The rolling subs rule, is a rule that I don’t think it would work in football as it would cause palaver and become confusing for the referee if all 11 players were substituted during a game or switched in play and the referees have enough to contend with making one sub.

And there would always be that manager or team that would try and sneak on an extra player to gain an advantage in the game before the referee had noticed.

Saying that just every other sport has varied rules, maybe if rolling subs were permitted then teams could have unlimited subs. Meaning they could change as many players as they wanted but only during a stoppage in play, so the referee can keep it under control. But again, this could cause frustration in the opposition if they tried to waste time by changing every player on the field who gingerly makes their way off the field.

So, Rolling Subs, I’m not a fan but you might be.

  1. Kick Ins from Futsal:

This rule which has been tested in Spain over the previous summer. Which instead of throw ins they would have to kick the ball back into play. This has been a good rule in futsal and goes well with the dynamic of the game considering pitch and court sizes, but for football I’m not sure how it would work.

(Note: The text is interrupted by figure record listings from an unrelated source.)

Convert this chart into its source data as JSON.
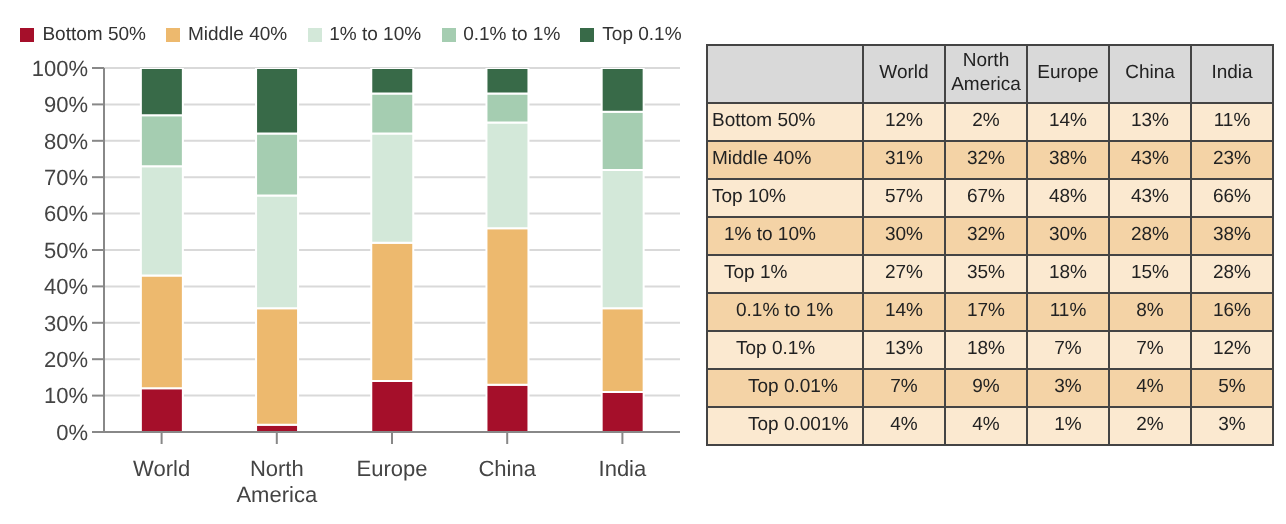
{
  "chart_data": [
    {
      "type": "bar",
      "stacked": true,
      "categories": [
        "World",
        "North America",
        "Europe",
        "China",
        "India"
      ],
      "series": [
        {
          "name": "Bottom 50%",
          "color": "#a50f2a",
          "values": [
            12,
            2,
            14,
            13,
            11
          ]
        },
        {
          "name": "Middle 40%",
          "color": "#edb96e",
          "values": [
            31,
            32,
            38,
            43,
            23
          ]
        },
        {
          "name": "1% to 10%",
          "color": "#d3e8d9",
          "values": [
            30,
            31,
            30,
            29,
            38
          ]
        },
        {
          "name": "0.1% to 1%",
          "color": "#a5cdb1",
          "values": [
            14,
            17,
            11,
            8,
            16
          ]
        },
        {
          "name": "Top 0.1%",
          "color": "#386a48",
          "values": [
            13,
            18,
            7,
            7,
            12
          ]
        }
      ],
      "ylim": [
        0,
        100
      ],
      "yticks": [
        {
          "value": 0,
          "label": "0%"
        },
        {
          "value": 10,
          "label": "10%"
        },
        {
          "value": 20,
          "label": "20%"
        },
        {
          "value": 30,
          "label": "30%"
        },
        {
          "value": 40,
          "label": "40%"
        },
        {
          "value": 50,
          "label": "50%"
        },
        {
          "value": 60,
          "label": "60%"
        },
        {
          "value": 70,
          "label": "70%"
        },
        {
          "value": 80,
          "label": "80%"
        },
        {
          "value": 90,
          "label": "90%"
        },
        {
          "value": 100,
          "label": "100%"
        }
      ],
      "grid": "y",
      "legend": "top"
    },
    {
      "type": "other",
      "categories": [
        "World",
        "North America",
        "Europe",
        "China",
        "India"
      ],
      "y_categories": [
        "Bottom 50%",
        "Middle 40%",
        "Top 10%",
        "1% to 10%",
        "Top 1%",
        "0.1% to 1%",
        "Top 0.1%",
        "Top 0.01%",
        "Top 0.001%"
      ],
      "cell_labels": [
        [
          "12%",
          "2%",
          "14%",
          "13%",
          "11%"
        ],
        [
          "31%",
          "32%",
          "38%",
          "43%",
          "23%"
        ],
        [
          "57%",
          "67%",
          "48%",
          "43%",
          "66%"
        ],
        [
          "30%",
          "32%",
          "30%",
          "28%",
          "38%"
        ],
        [
          "27%",
          "35%",
          "18%",
          "15%",
          "28%"
        ],
        [
          "14%",
          "17%",
          "11%",
          "8%",
          "16%"
        ],
        [
          "13%",
          "18%",
          "7%",
          "7%",
          "12%"
        ],
        [
          "7%",
          "9%",
          "3%",
          "4%",
          "5%"
        ],
        [
          "4%",
          "4%",
          "1%",
          "2%",
          "3%"
        ]
      ]
    }
  ]
}
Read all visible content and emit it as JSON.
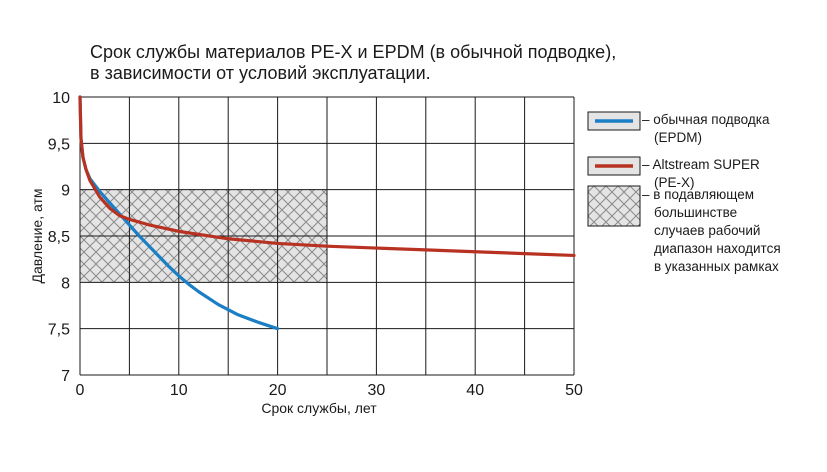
{
  "chart_data": {
    "type": "line",
    "title_lines": [
      "Срок службы материалов PE-X и EPDM (в обычной подводке),",
      "в зависимости от условий эксплуатации."
    ],
    "xlabel": "Срок службы, лет",
    "ylabel": "Давление, атм",
    "xlim": [
      0,
      50
    ],
    "ylim": [
      7,
      10
    ],
    "x_ticks": [
      0,
      10,
      20,
      30,
      40,
      50
    ],
    "x_tick_labels": [
      "0",
      "10",
      "20",
      "30",
      "40",
      "50"
    ],
    "y_ticks": [
      7,
      7.5,
      8,
      8.5,
      9,
      9.5,
      10
    ],
    "y_tick_labels": [
      "7",
      "7,5",
      "8",
      "8,5",
      "9",
      "9,5",
      "10"
    ],
    "grid": true,
    "grid_x_step": 5,
    "grid_y_step": 0.5,
    "series": [
      {
        "name_lines": [
          "– обычная подводка",
          "(EPDM)"
        ],
        "color": "#1a7fc4",
        "points": [
          [
            0,
            10
          ],
          [
            0.1,
            9.55
          ],
          [
            0.3,
            9.35
          ],
          [
            0.6,
            9.22
          ],
          [
            1,
            9.12
          ],
          [
            2,
            8.98
          ],
          [
            3,
            8.86
          ],
          [
            4,
            8.74
          ],
          [
            5,
            8.62
          ],
          [
            6,
            8.5
          ],
          [
            7,
            8.39
          ],
          [
            8,
            8.28
          ],
          [
            9,
            8.17
          ],
          [
            10,
            8.07
          ],
          [
            11,
            7.98
          ],
          [
            12,
            7.9
          ],
          [
            14,
            7.76
          ],
          [
            16,
            7.65
          ],
          [
            18,
            7.57
          ],
          [
            20,
            7.5
          ]
        ]
      },
      {
        "name_lines": [
          "– Altstream SUPER",
          "(PE-X)"
        ],
        "color": "#b83222",
        "points": [
          [
            0,
            10
          ],
          [
            0.1,
            9.55
          ],
          [
            0.3,
            9.35
          ],
          [
            0.6,
            9.22
          ],
          [
            1,
            9.1
          ],
          [
            2,
            8.92
          ],
          [
            3,
            8.8
          ],
          [
            4,
            8.72
          ],
          [
            5,
            8.68
          ],
          [
            7,
            8.62
          ],
          [
            10,
            8.55
          ],
          [
            15,
            8.47
          ],
          [
            20,
            8.42
          ],
          [
            25,
            8.39
          ],
          [
            30,
            8.37
          ],
          [
            35,
            8.35
          ],
          [
            40,
            8.33
          ],
          [
            45,
            8.31
          ],
          [
            50,
            8.29
          ]
        ]
      }
    ],
    "hatched_region": {
      "x_range": [
        0,
        25
      ],
      "y_range": [
        8,
        9
      ],
      "label_lines": [
        "– в подавляющем",
        "большинстве",
        "случаев рабочий",
        "диапазон находится",
        "в указанных рамках"
      ]
    },
    "legend_placement": "right"
  }
}
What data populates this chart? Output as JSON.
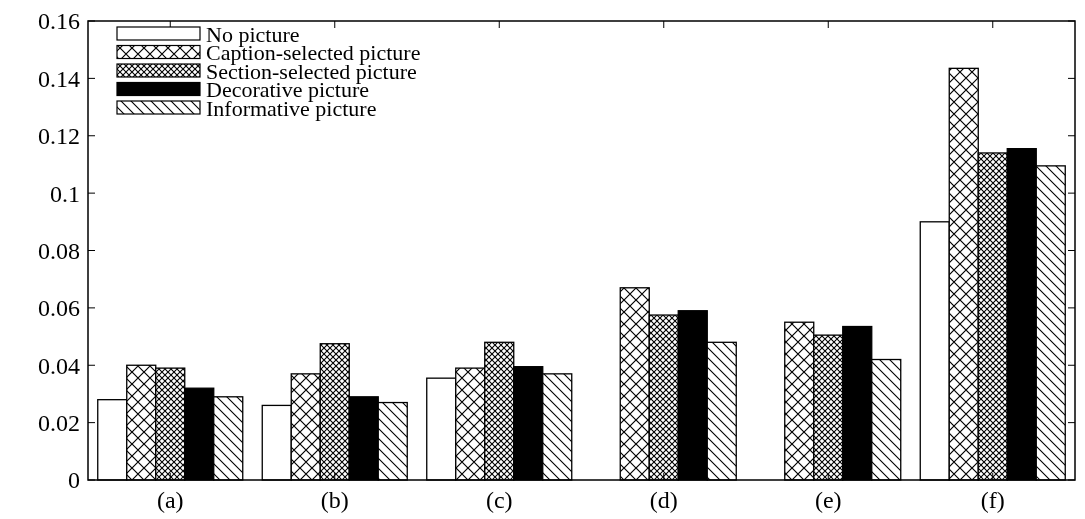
{
  "chart_data": {
    "type": "bar",
    "categories": [
      "(a)",
      "(b)",
      "(c)",
      "(d)",
      "(e)",
      "(f)"
    ],
    "series": [
      {
        "name": "No picture",
        "color": "#ffffff",
        "values": [
          0.028,
          0.026,
          0.0355,
          0,
          0,
          0.09
        ]
      },
      {
        "name": "Caption-selected picture",
        "color": "#000000",
        "values": [
          0.04,
          0.037,
          0.039,
          0.067,
          0.055,
          0.1435
        ]
      },
      {
        "name": "Section-selected picture",
        "color": "#000000",
        "values": [
          0.039,
          0.0475,
          0.048,
          0.0575,
          0.0505,
          0.114
        ]
      },
      {
        "name": "Decorative picture",
        "color": "#000000",
        "values": [
          0.032,
          0.029,
          0.0395,
          0.059,
          0.0535,
          0.1155
        ]
      },
      {
        "name": "Informative picture",
        "color": "#000000",
        "values": [
          0.029,
          0.027,
          0.037,
          0.048,
          0.042,
          0.1095
        ]
      }
    ],
    "ylim": [
      0,
      0.16
    ],
    "yticks": [
      {
        "value": 0,
        "label": "0"
      },
      {
        "value": 0.02,
        "label": "0.02"
      },
      {
        "value": 0.04,
        "label": "0.04"
      },
      {
        "value": 0.06,
        "label": "0.06"
      },
      {
        "value": 0.08,
        "label": "0.08"
      },
      {
        "value": 0.1,
        "label": "0.1"
      },
      {
        "value": 0.12,
        "label": "0.12"
      },
      {
        "value": 0.14,
        "label": "0.14"
      },
      {
        "value": 0.16,
        "label": "0.16"
      }
    ],
    "legend": "top left",
    "grid": false
  }
}
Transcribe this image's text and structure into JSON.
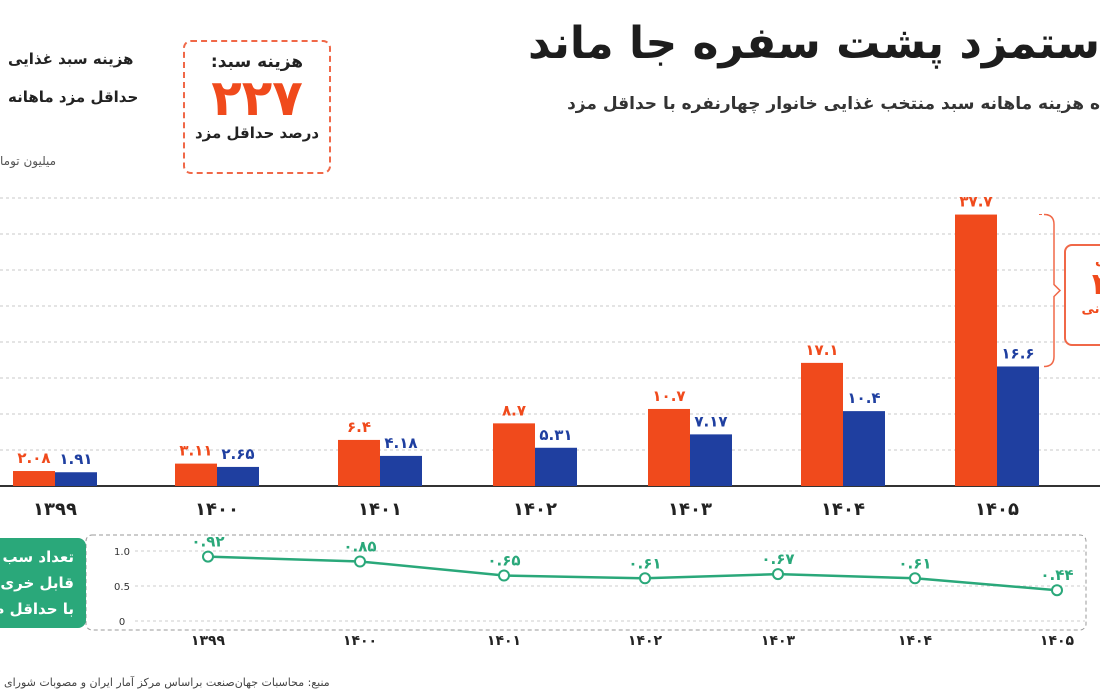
{
  "header": {
    "title": "ستمزد پشت سفره جا ماند",
    "subtitle": "ه هزینه ماهانه سبد منتخب غذایی خانوار چهارنفره با حداقل مزد"
  },
  "legend": {
    "item1": "هزینه سبد غذایی",
    "item2": "حداقل مزد ماهانه",
    "unit": "میلیون توما"
  },
  "highlight_box": {
    "label": "هزینه سبد:",
    "value": "۲۲۷",
    "sub": "درصد حداقل مزد"
  },
  "callout": {
    "line1": "ل",
    "line2": "۲",
    "line3": "ومانی"
  },
  "green_box": {
    "line1": "تعداد سب",
    "line2": "قابل خری",
    "line3": "با حداقل م"
  },
  "source": "منبع: محاسبات جهان‌صنعت براساس مرکز آمار ایران و مصوبات شورای",
  "colors": {
    "food_basket": "#f04a1c",
    "min_wage": "#1f3fa0",
    "ratio_line": "#2aa87a"
  },
  "chart_data": [
    {
      "type": "bar",
      "categories": [
        "۱۳۹۹",
        "۱۴۰۰",
        "۱۴۰۱",
        "۱۴۰۲",
        "۱۴۰۳",
        "۱۴۰۴",
        "۱۴۰۵"
      ],
      "series": [
        {
          "name": "هزینه سبد غذایی",
          "values": [
            2.08,
            3.11,
            6.4,
            8.7,
            10.7,
            17.1,
            37.7
          ],
          "labels": [
            "۲.۰۸",
            "۳.۱۱",
            "۶.۴",
            "۸.۷",
            "۱۰.۷",
            "۱۷.۱",
            "۳۷.۷"
          ]
        },
        {
          "name": "حداقل مزد ماهانه",
          "values": [
            1.91,
            2.65,
            4.18,
            5.31,
            7.17,
            10.4,
            16.6
          ],
          "labels": [
            "۱.۹۱",
            "۲.۶۵",
            "۴.۱۸",
            "۵.۳۱",
            "۷.۱۷",
            "۱۰.۴",
            "۱۶.۶"
          ]
        }
      ],
      "ylim": [
        0,
        40
      ],
      "grid": true
    },
    {
      "type": "line",
      "categories": [
        "۱۳۹۹",
        "۱۴۰۰",
        "۱۴۰۱",
        "۱۴۰۲",
        "۱۴۰۳",
        "۱۴۰۴",
        "۱۴۰۵"
      ],
      "values": [
        0.92,
        0.85,
        0.65,
        0.61,
        0.67,
        0.61,
        0.44
      ],
      "labels": [
        "۰.۹۲",
        "۰.۸۵",
        "۰.۶۵",
        "۰.۶۱",
        "۰.۶۷",
        "۰.۶۱",
        "۰.۴۴"
      ],
      "yticks": [
        "1.0",
        "0.5",
        "0"
      ],
      "ylim": [
        0,
        1.0
      ]
    }
  ]
}
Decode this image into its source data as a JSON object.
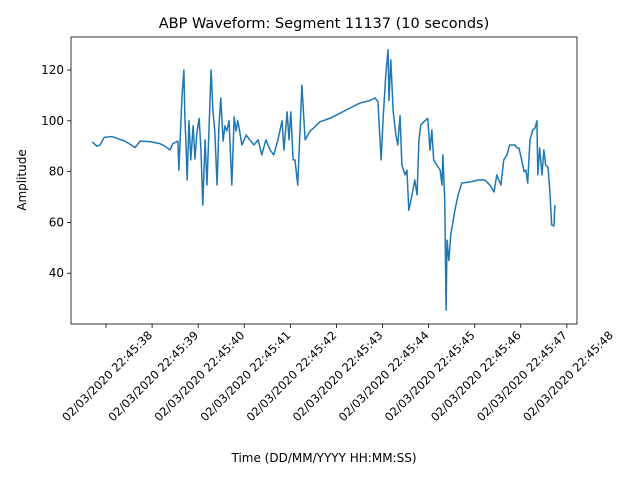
{
  "chart_data": {
    "type": "line",
    "title": "ABP Waveform: Segment 11137 (10 seconds)",
    "xlabel": "Time (DD/MM/YYYY HH:MM:SS)",
    "ylabel": "Amplitude",
    "color": "#1f77b4",
    "x": [
      37.7,
      37.8,
      37.87,
      37.96,
      38.13,
      38.41,
      38.59,
      38.63,
      38.74,
      38.95,
      39.17,
      39.28,
      39.39,
      39.45,
      39.56,
      39.58,
      39.65,
      39.69,
      39.71,
      39.74,
      39.76,
      39.8,
      39.84,
      39.89,
      39.93,
      39.97,
      40.02,
      40.06,
      40.1,
      40.15,
      40.19,
      40.23,
      40.28,
      40.32,
      40.36,
      40.41,
      40.45,
      40.49,
      40.54,
      40.58,
      40.62,
      40.67,
      40.73,
      40.78,
      40.82,
      40.86,
      40.95,
      41.04,
      41.12,
      41.21,
      41.3,
      41.38,
      41.47,
      41.56,
      41.64,
      41.73,
      41.82,
      41.86,
      41.93,
      41.97,
      42.01,
      42.06,
      42.1,
      42.16,
      42.25,
      42.32,
      42.43,
      42.53,
      42.64,
      42.86,
      43.08,
      43.29,
      43.51,
      43.62,
      43.73,
      43.84,
      43.9,
      43.97,
      44.01,
      44.07,
      44.12,
      44.14,
      44.18,
      44.23,
      44.29,
      44.33,
      44.38,
      44.42,
      44.49,
      44.53,
      44.57,
      44.64,
      44.7,
      44.75,
      44.79,
      44.83,
      44.92,
      44.98,
      45.03,
      45.07,
      45.11,
      45.18,
      45.25,
      45.29,
      45.31,
      45.35,
      45.38,
      45.4,
      45.44,
      45.48,
      45.57,
      45.64,
      45.72,
      45.9,
      46.07,
      46.22,
      46.33,
      46.42,
      46.48,
      46.57,
      46.63,
      46.7,
      46.76,
      46.87,
      46.92,
      46.96,
      47.02,
      47.07,
      47.11,
      47.15,
      47.2,
      47.26,
      47.31,
      47.35,
      47.37,
      47.41,
      47.46,
      47.5,
      47.54,
      47.59,
      47.63,
      47.67,
      47.72,
      47.74
    ],
    "values": [
      91.7,
      90,
      90.5,
      93.5,
      93.8,
      92,
      90,
      89.5,
      92,
      91.8,
      91,
      90,
      88.5,
      91,
      92,
      80.6,
      110,
      120,
      102,
      88.5,
      76.7,
      100,
      84.6,
      98,
      85,
      95,
      101,
      88.5,
      66.8,
      92.5,
      74.7,
      94.4,
      120,
      104,
      96,
      74.7,
      98,
      109,
      92,
      98,
      96,
      100,
      74.7,
      101.5,
      96,
      100,
      90.5,
      94.4,
      92.5,
      90.5,
      92.5,
      86.6,
      92.5,
      88.5,
      86.6,
      92.5,
      100,
      88.5,
      103.5,
      92.5,
      103.5,
      84.6,
      84.6,
      74.7,
      114,
      92.5,
      96,
      97.6,
      99.6,
      101,
      103,
      105,
      107,
      107.5,
      108,
      109,
      107.5,
      84.6,
      100,
      118,
      128,
      108,
      124,
      104,
      94.4,
      90.5,
      102,
      82.6,
      78.7,
      80.6,
      64.8,
      70.8,
      76.7,
      70.8,
      92.5,
      98.4,
      100,
      101,
      88.5,
      96.4,
      84.6,
      82.6,
      80.6,
      74.7,
      86.6,
      68.8,
      25.4,
      53,
      45,
      55,
      64.8,
      70.8,
      75.5,
      75.9,
      76.7,
      76.7,
      74.7,
      72,
      78.7,
      74.7,
      84.6,
      86.6,
      90.5,
      90.5,
      89.3,
      89.3,
      84.6,
      80,
      80.6,
      75.5,
      92.5,
      96.4,
      97.2,
      100,
      78.7,
      89.3,
      78.7,
      88.5,
      82.6,
      81.8,
      72.7,
      59,
      58.6,
      66.8
    ],
    "xlim": [
      37.24,
      48.22
    ],
    "ylim": [
      20,
      133
    ],
    "xticks": [
      {
        "value": 38,
        "label": "02/03/2020 22:45:38"
      },
      {
        "value": 39,
        "label": "02/03/2020 22:45:39"
      },
      {
        "value": 40,
        "label": "02/03/2020 22:45:40"
      },
      {
        "value": 41,
        "label": "02/03/2020 22:45:41"
      },
      {
        "value": 42,
        "label": "02/03/2020 22:45:42"
      },
      {
        "value": 43,
        "label": "02/03/2020 22:45:43"
      },
      {
        "value": 44,
        "label": "02/03/2020 22:45:44"
      },
      {
        "value": 45,
        "label": "02/03/2020 22:45:45"
      },
      {
        "value": 46,
        "label": "02/03/2020 22:45:46"
      },
      {
        "value": 47,
        "label": "02/03/2020 22:45:47"
      },
      {
        "value": 48,
        "label": "02/03/2020 22:45:48"
      }
    ],
    "yticks": [
      40,
      60,
      80,
      100,
      120
    ]
  }
}
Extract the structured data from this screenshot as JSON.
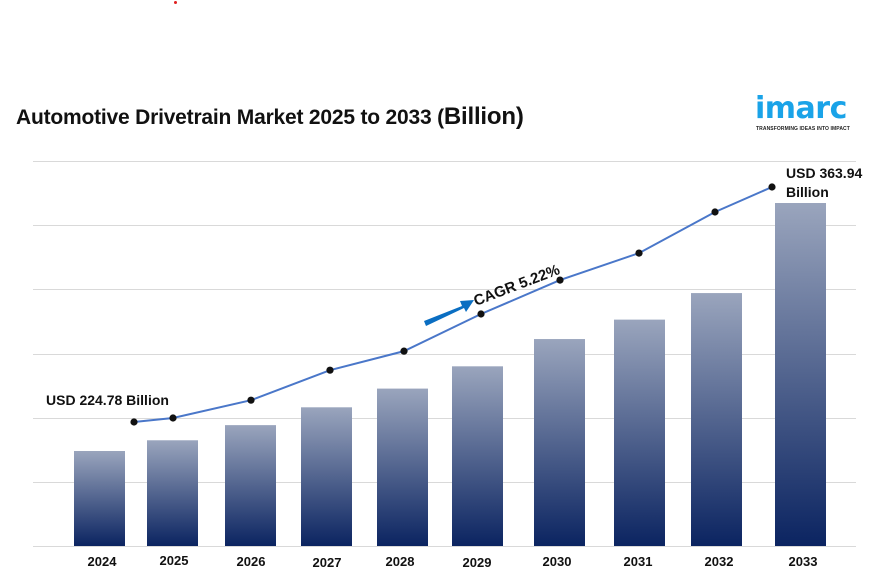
{
  "brand": {
    "logo_text": "imarc",
    "tagline": "TRANSFORMING IDEAS INTO IMPACT",
    "color": "#1aa3e8"
  },
  "title": {
    "main": "Automotive Drivetrain Market 2025 to 2033 (",
    "unit": "Billion",
    "close": ")"
  },
  "chart_data": {
    "type": "bar",
    "title": "Automotive Drivetrain Market 2025 to 2033 (Billion)",
    "xlabel": "",
    "ylabel": "",
    "categories": [
      "2024",
      "2025",
      "2026",
      "2027",
      "2028",
      "2029",
      "2030",
      "2031",
      "2032",
      "2033"
    ],
    "series": [
      {
        "name": "Market size (USD Billion)",
        "values": [
          224.78,
          230.8,
          239.3,
          249.3,
          259.8,
          272.3,
          287.6,
          298.5,
          313.4,
          363.94
        ]
      },
      {
        "name": "Trend line",
        "values": [
          224.78,
          226.4,
          233.6,
          245.7,
          253.4,
          268.4,
          282.1,
          293.0,
          309.6,
          319.7
        ]
      }
    ],
    "annotations": {
      "start_label": "USD 224.78 Billion",
      "end_label_line1": "USD 363.94",
      "end_label_line2": "Billion",
      "cagr_label": "CAGR 5.22%"
    },
    "grid": true,
    "colors": {
      "bar_top": "#9aa5bd",
      "bar_bottom": "#0b2461",
      "line": "#4a77c9",
      "marker": "#111111",
      "arrow": "#0a6ec2",
      "grid": "#d9d9d9"
    }
  }
}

In futsal the rule is that a player must kick the ball back into play if it goes out via the by line. The opposition must be 10 meters away from the player and the player cannot move from the spot from where the ball out of play when kicking the ball back into play. So, there’s no stealing a few yards up field. The taker can be penalised if the ball is rolling it must be a standing kick so no doing run ups to take it either.

This rule could stop players from stealing a few yards by walking slowly up field, which has been the tactic of every team throughout the footballing world for many years. As a rule, I cannot really see this one coming to fruition.

But it could stop players from walking with the ball and instead forcing them to take the throw from where the ball went out of play.

Which rule do you think could improve the beautiful game? Or if you have other rules you wish to voice that you think could improve the sport. It’s time football went through the rules once again and keep this wonderful sport alive and kicking for centuries to come.